There are certain worlds that were created apart from the kawaii tradition but enjoy so many commonalities that they would be embraced by connoisseurs of cute. Alice in Wonderland enjoys a particular love in the culture, because many of the themes of Lewis Carroll’s books align well with the cute fantasy aesthetic, from the girlish protagonist to the anthropomorphic animals, whimsical monsters and talking flowers. Wonderland is an uncanny realm conjured by a hallucinogenic vision of riotous gaudy colors, a garden filled with shadowy supernatural beings.

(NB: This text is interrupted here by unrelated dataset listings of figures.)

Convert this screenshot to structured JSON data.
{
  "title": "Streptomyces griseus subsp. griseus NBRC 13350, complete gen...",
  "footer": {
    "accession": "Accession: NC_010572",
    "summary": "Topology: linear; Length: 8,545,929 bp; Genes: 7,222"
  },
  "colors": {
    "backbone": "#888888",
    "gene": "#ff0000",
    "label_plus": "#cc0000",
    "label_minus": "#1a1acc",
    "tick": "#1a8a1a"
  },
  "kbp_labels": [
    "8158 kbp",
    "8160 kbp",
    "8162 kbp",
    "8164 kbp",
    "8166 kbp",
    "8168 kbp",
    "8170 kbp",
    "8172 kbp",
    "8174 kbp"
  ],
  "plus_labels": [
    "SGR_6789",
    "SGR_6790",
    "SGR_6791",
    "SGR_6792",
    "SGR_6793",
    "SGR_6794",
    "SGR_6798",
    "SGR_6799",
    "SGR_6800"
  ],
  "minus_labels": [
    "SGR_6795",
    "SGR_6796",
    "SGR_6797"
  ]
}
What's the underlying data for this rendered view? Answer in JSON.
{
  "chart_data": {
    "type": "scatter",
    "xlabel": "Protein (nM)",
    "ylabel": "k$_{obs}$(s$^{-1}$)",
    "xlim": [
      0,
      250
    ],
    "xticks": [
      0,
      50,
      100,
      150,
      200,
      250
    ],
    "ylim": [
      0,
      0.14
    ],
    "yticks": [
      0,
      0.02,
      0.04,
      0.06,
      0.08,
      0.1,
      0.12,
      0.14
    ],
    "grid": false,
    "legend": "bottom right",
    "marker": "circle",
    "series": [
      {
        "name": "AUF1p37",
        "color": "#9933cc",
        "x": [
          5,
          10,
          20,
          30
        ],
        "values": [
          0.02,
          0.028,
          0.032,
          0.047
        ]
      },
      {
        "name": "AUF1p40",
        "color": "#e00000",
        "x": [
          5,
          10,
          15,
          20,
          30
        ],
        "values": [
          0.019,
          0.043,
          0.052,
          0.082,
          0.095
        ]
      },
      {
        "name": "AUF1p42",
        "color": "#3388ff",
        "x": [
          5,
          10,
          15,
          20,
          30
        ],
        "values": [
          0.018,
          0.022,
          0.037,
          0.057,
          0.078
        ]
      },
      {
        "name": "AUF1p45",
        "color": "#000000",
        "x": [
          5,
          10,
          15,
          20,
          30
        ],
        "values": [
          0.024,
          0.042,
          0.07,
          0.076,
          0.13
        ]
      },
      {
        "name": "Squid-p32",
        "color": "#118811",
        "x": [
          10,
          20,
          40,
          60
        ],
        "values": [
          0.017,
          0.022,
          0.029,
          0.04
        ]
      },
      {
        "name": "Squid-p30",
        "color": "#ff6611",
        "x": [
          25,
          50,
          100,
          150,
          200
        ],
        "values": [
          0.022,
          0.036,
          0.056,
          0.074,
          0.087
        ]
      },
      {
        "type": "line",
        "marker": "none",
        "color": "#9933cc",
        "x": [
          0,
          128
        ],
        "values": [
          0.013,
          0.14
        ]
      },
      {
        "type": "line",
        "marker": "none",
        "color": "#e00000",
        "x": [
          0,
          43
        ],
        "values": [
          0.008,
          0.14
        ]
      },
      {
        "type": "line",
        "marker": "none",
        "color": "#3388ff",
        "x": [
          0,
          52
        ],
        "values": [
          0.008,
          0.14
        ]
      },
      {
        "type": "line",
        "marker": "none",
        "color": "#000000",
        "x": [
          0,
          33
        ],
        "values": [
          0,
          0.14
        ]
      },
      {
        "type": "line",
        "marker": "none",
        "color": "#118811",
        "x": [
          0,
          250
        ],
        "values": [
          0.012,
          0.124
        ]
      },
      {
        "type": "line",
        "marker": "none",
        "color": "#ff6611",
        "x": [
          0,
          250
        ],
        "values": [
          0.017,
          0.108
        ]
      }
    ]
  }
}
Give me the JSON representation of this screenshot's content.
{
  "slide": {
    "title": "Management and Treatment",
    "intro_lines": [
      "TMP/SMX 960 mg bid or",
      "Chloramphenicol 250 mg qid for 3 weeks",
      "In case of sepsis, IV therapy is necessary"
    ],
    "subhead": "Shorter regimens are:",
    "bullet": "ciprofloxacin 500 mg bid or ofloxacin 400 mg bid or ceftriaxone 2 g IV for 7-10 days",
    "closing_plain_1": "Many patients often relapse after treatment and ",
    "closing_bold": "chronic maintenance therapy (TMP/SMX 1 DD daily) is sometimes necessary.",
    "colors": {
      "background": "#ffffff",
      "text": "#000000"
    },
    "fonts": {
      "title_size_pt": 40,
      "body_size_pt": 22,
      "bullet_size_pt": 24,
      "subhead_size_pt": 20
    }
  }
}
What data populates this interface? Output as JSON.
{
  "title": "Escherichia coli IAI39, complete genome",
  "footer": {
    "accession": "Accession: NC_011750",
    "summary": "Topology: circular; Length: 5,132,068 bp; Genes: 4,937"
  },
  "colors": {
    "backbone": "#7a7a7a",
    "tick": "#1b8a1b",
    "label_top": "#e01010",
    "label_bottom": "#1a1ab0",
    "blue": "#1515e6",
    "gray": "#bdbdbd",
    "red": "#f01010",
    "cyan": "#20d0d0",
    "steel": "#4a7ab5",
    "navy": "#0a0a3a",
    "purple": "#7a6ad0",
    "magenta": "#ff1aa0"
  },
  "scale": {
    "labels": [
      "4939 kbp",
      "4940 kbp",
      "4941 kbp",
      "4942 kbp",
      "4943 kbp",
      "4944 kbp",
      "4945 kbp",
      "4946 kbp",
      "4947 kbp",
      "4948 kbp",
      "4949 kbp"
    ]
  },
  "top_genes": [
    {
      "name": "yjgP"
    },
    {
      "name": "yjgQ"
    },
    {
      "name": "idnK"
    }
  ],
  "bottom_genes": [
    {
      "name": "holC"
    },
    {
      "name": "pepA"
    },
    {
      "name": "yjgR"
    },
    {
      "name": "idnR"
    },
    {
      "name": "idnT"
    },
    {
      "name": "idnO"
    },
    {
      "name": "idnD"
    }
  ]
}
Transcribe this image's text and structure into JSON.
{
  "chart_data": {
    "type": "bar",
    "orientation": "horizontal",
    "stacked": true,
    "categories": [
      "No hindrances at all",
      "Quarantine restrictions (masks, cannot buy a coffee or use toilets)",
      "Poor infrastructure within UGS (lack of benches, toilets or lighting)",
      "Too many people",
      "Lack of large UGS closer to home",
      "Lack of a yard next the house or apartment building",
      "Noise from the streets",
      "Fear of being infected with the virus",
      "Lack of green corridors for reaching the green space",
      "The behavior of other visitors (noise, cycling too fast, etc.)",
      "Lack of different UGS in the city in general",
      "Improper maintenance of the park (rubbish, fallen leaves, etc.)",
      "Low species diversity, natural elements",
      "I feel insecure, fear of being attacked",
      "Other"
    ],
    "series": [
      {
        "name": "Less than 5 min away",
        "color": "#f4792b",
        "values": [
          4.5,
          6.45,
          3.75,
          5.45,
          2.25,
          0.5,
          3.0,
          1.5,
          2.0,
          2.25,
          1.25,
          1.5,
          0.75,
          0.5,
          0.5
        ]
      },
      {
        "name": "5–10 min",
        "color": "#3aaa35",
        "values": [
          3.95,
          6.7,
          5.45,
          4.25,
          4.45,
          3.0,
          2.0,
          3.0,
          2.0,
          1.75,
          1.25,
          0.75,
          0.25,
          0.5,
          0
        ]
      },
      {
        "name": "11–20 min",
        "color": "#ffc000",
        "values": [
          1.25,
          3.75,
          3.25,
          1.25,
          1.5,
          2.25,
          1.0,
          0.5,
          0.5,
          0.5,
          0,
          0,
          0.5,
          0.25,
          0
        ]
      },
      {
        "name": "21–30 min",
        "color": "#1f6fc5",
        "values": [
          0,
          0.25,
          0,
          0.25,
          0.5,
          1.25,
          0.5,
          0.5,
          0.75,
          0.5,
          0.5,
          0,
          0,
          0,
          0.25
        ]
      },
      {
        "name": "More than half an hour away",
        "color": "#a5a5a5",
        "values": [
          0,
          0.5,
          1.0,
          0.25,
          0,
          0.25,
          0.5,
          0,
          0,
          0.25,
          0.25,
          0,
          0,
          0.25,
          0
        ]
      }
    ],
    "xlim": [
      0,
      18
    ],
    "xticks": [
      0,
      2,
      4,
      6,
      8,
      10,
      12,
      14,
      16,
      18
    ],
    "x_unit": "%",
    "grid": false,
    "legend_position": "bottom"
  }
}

More recent styles of street art share some overlap, though they do not come from the manga tradition. In the world of Mr Doodle, for example, odd little characters noodle across the surface, and life is eccentric and light. But can we consider the denizens of Doodleland kawaii or are they just cute? The boundaries are fuzzy and it may not be worthwhile to parse these ideas so finely given the global influence of kawaii on contemporary culture. The origin story of Mr Doodle, a.k.a. Sam Cox, begins when the young artist was age nine and endeavored to scribble over any surface or object he could get his hands on, covering all paper and hard surfaces with doodles. His ‘Graffiti Spaghetti’ consists of dense clusters of characters and patterns that grow and multiply relentlessly. Mr Doodle’s delightful and childlike graffiti calls to mind the “fluffy hiragana” at the beginnings of the kawaii culture – both embracing a distinctive childlike aesthetic.